Zulässigkeit sog. Vorstandsdoppelmandate im faktischen Konzern

Vorstandsdoppelmandate sind nach geltendem Aktienrecht - auch im faktischen Konzern - nicht verboten; ihre Zulässigkeit hängt allein von der - hier erteilten - Zustimmung der Aufsichtsräte beider Gesellschaften zu der Doppeltätigkeit ab.

Parteien des Rechtsstreits sind die drei Gesellschafterinnen der Gruner + Jahr AG & Co. KG: Die Klägerin ist die Constanze Verlag GmbH & Co.KG und die Beklagte zu 1 (Bertelsmann AG) sind ihre alleinigen Kommanditistinnen; beide sind zugleich Aktionäre der Komplementärin, der Gruner + Jahr AG (Beklagte zu 2). Die Beklagte zu 1 beherrscht aufgrund ihrer höheren Kapitalbeteiligung faktisch sowohl die die Beklagte 2 zu als auch die KG. Beklagte zu 1 hatte den Vorstandsvorsitzenden der Beklagten zu 2 in den Jahren 2000 und 2004 zugleich in ihren eigenen Vorstand berufen. Mit der Klage begehrt die Klägerin die Feststellung, dass ein Vorstandsmitglied der Beklagten zu 2 nur mit ihrer Zustimmung ein Vorstandsmandat in der Beklagten zu 1 ausüben dürfe. Die Klägerin meint, dass in der - hier vorliegenden - besonderen Gesellschaftsform einer AG & Co. KG wegen des für deren Gesellschafter geltenden Wettbewerbsverbots gemäß § 112 HGB auch ihr Einverständnis als Minderheitskommanditistin notwendig sei.

Der II. Zivilsenat des BGH hat in der Revisionsinstanz mit Urteil vom 09.03.2009 (Az.
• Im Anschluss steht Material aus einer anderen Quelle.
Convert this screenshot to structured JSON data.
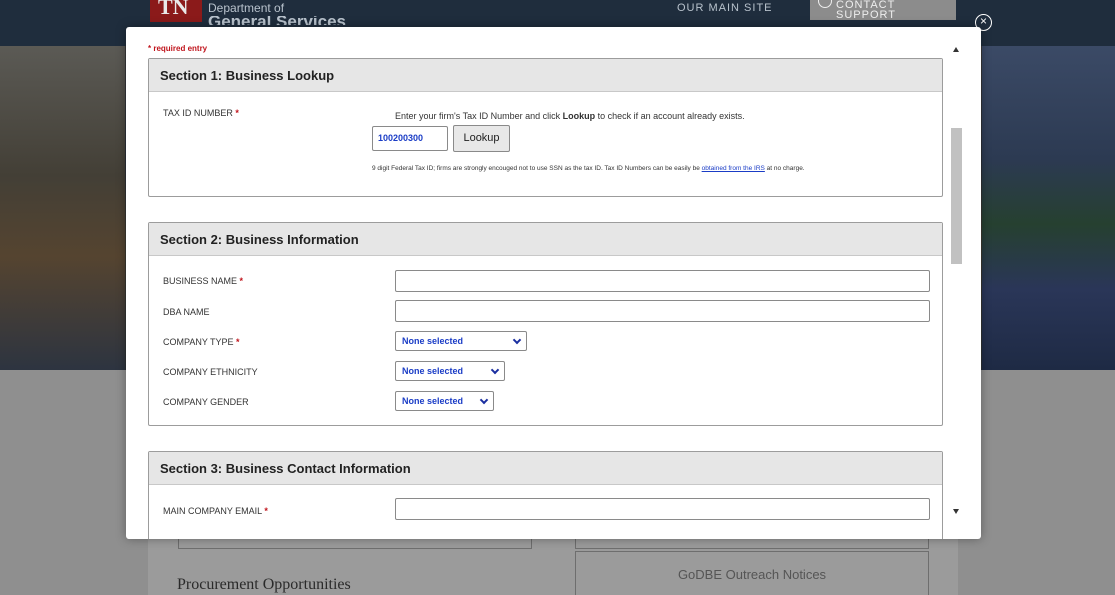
{
  "background": {
    "logo_text": "TN",
    "dept_line1": "Department of",
    "dept_line2": "General Services",
    "main_site_link": "OUR MAIN SITE",
    "contact_support": "CONTACT SUPPORT",
    "procurement_heading": "Procurement Opportunities",
    "godbe_label": "GoDBE Outreach Notices"
  },
  "modal": {
    "close_symbol": "×",
    "required_note": "* required entry",
    "section1": {
      "title": "Section 1: Business Lookup",
      "tax_id_label": "TAX ID NUMBER",
      "desc_prefix": "Enter your firm's Tax ID Number and click ",
      "desc_bold": "Lookup",
      "desc_suffix": " to check if an account already exists.",
      "tax_id_value": "100200300",
      "lookup_button": "Lookup",
      "help_text": "9 digit Federal Tax ID; firms are strongly encouged not to use SSN as the tax ID. Tax ID Numbers can be easily be ",
      "help_link": "obtained from the IRS",
      "help_suffix": " at no charge."
    },
    "section2": {
      "title": "Section 2: Business Information",
      "business_name_label": "BUSINESS NAME",
      "business_name_value": "",
      "dba_name_label": "DBA NAME",
      "dba_name_value": "",
      "company_type_label": "COMPANY TYPE",
      "company_type_value": "None selected",
      "company_ethnicity_label": "COMPANY ETHNICITY",
      "company_ethnicity_value": "None selected",
      "company_gender_label": "COMPANY GENDER",
      "company_gender_value": "None selected"
    },
    "section3": {
      "title": "Section 3: Business Contact Information",
      "main_email_label": "MAIN COMPANY EMAIL",
      "main_email_value": ""
    },
    "required_star": "*"
  },
  "colors": {
    "required": "#c0141c",
    "value_blue": "#1a3cc6",
    "section_header_bg": "#e6e6e6"
  }
}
II ZR 170/07) die Klageabweisung bestätigt.
Er hat ausgesprochen, dass die Klägerin als Minderheitskommanditistin der Gruner + Jahr AG & Co. KG kein aus einem Wettbewerbsverbot gemäß § 112 Abs. 1 HGB ableitbares Mitwirkungsrecht an der Entscheidung über sog. Vorstandsdoppelmandate habe. Dem personengesellschaftsrechtlichen Wettbewerbsverbot des § 112 Abs. 1 HGB unterlägen - auch bei der vorliegenden gesellschaftsrechtlichen Sonderform der Aktiengesellschaft & Co. KG - zwar die beiden beklagten Aktiengesellschaften als Gesellschafterinnen, nicht jedoch darüber hinausgehend auch deren Vorstandsmitglieder als ihre gesetzlichen Vertreter.
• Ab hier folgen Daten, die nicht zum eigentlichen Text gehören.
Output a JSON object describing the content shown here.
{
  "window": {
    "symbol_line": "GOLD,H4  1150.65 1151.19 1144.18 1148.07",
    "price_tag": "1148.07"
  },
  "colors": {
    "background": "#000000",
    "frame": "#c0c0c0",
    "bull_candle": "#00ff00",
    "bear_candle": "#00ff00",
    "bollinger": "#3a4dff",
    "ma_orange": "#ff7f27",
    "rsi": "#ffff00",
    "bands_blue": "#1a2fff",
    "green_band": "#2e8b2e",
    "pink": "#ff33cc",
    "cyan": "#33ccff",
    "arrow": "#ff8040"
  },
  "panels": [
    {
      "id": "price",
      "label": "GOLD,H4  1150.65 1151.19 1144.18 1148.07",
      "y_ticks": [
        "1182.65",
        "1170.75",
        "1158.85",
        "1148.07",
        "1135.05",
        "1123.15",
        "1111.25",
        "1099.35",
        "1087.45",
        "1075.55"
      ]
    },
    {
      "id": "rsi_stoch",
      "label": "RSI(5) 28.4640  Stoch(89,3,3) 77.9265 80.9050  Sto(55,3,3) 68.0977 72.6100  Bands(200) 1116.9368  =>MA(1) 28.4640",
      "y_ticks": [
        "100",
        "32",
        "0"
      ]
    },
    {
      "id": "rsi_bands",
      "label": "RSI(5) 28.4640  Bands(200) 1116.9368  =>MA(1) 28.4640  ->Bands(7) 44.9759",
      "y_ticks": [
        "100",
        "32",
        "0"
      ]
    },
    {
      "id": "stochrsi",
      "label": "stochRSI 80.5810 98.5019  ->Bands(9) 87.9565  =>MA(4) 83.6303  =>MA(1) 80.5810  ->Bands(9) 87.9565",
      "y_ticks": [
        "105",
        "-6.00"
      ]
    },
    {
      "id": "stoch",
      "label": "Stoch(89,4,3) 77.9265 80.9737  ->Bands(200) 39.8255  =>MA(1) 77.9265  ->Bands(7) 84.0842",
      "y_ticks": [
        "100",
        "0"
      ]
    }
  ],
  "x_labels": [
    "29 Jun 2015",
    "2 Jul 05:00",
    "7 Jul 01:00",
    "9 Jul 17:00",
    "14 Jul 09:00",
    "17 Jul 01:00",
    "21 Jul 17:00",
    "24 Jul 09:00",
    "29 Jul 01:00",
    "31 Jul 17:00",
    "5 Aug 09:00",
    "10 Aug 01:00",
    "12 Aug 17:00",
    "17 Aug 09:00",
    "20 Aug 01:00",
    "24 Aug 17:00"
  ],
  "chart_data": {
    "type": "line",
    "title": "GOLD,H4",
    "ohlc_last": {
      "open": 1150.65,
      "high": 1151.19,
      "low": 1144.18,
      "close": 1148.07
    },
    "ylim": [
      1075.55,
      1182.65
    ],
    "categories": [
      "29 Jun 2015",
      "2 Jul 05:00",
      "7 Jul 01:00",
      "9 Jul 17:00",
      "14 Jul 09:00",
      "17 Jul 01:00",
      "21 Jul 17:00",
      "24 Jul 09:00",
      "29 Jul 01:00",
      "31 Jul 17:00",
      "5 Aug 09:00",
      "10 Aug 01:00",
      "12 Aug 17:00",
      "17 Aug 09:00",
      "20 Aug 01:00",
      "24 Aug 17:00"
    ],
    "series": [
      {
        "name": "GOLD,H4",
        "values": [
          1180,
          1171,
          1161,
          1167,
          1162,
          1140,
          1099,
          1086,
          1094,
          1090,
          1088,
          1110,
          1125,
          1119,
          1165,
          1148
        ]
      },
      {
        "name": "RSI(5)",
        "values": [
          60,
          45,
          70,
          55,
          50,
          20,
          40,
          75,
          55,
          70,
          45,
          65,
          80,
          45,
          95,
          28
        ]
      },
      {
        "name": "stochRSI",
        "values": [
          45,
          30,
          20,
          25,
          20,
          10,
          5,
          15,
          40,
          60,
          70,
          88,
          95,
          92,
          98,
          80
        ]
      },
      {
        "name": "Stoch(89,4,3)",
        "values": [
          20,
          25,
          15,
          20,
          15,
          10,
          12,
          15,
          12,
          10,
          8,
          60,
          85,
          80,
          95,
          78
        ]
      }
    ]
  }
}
Auch eine analoge Anwendung des § 112 HGB komme nicht in Betracht, weil ein daraus abgeleiteter - präventiv wirkender - Einwilligungsvorbehalt zugunsten der Klägerin in dieser Konstellation mit den geltenden aktienrechtlichen Kompetenznormen (§§ 84, 88 AktG) sowie mit den damit im Zusammenhang stehenden einschlägigen Grundsätzen des (Aktien-)Konzernrechts (§§ 16 ff AktG) nicht in Einklang stehe.
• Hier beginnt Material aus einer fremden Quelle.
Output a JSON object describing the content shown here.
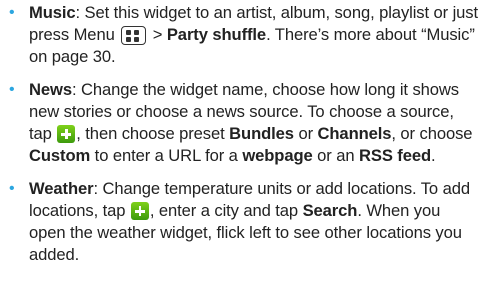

Die Bestellung des Vorstands einer AG falle ebenso wie dessen Befreiung von einem Wettbewerbsverbot in die alleinige Zuständigkeit des Aufsichtsrats. Auch sog. Vorstandsdoppelmandate, wie sie den Kern des vorliegenden Rechtstreits darstellten, seien nach geltendem Aktienrecht - auch im faktischen Konzern - nicht verboten; ihre Zulässigkeit hänge allein von der - hier erteilten - Zustimmung der Aufsichtsräte beider Gesellschaften zu der Doppeltätigkeit ab. Die von der Beklagten zu 1 als "Mutter-AG" beherrschte AG & Co. KG ist hinsichtlich der alleinigen Bestellungs- und Befreiungskompetenz der Aufsichtsräte der beiden beklagten Aktiengesellschaften für Vorstandsdoppelmandate nicht anders zu beurteilen: Auch die spezielle Gesellschaftsform der AG & Co. KG ist hinsichtlich dieser Kompetenzfrage nicht etwa wie eine "Einheitsgesellschaft" zu behandeln, vielmehr unterliegt sie dem geltenden Trennungsprinzip.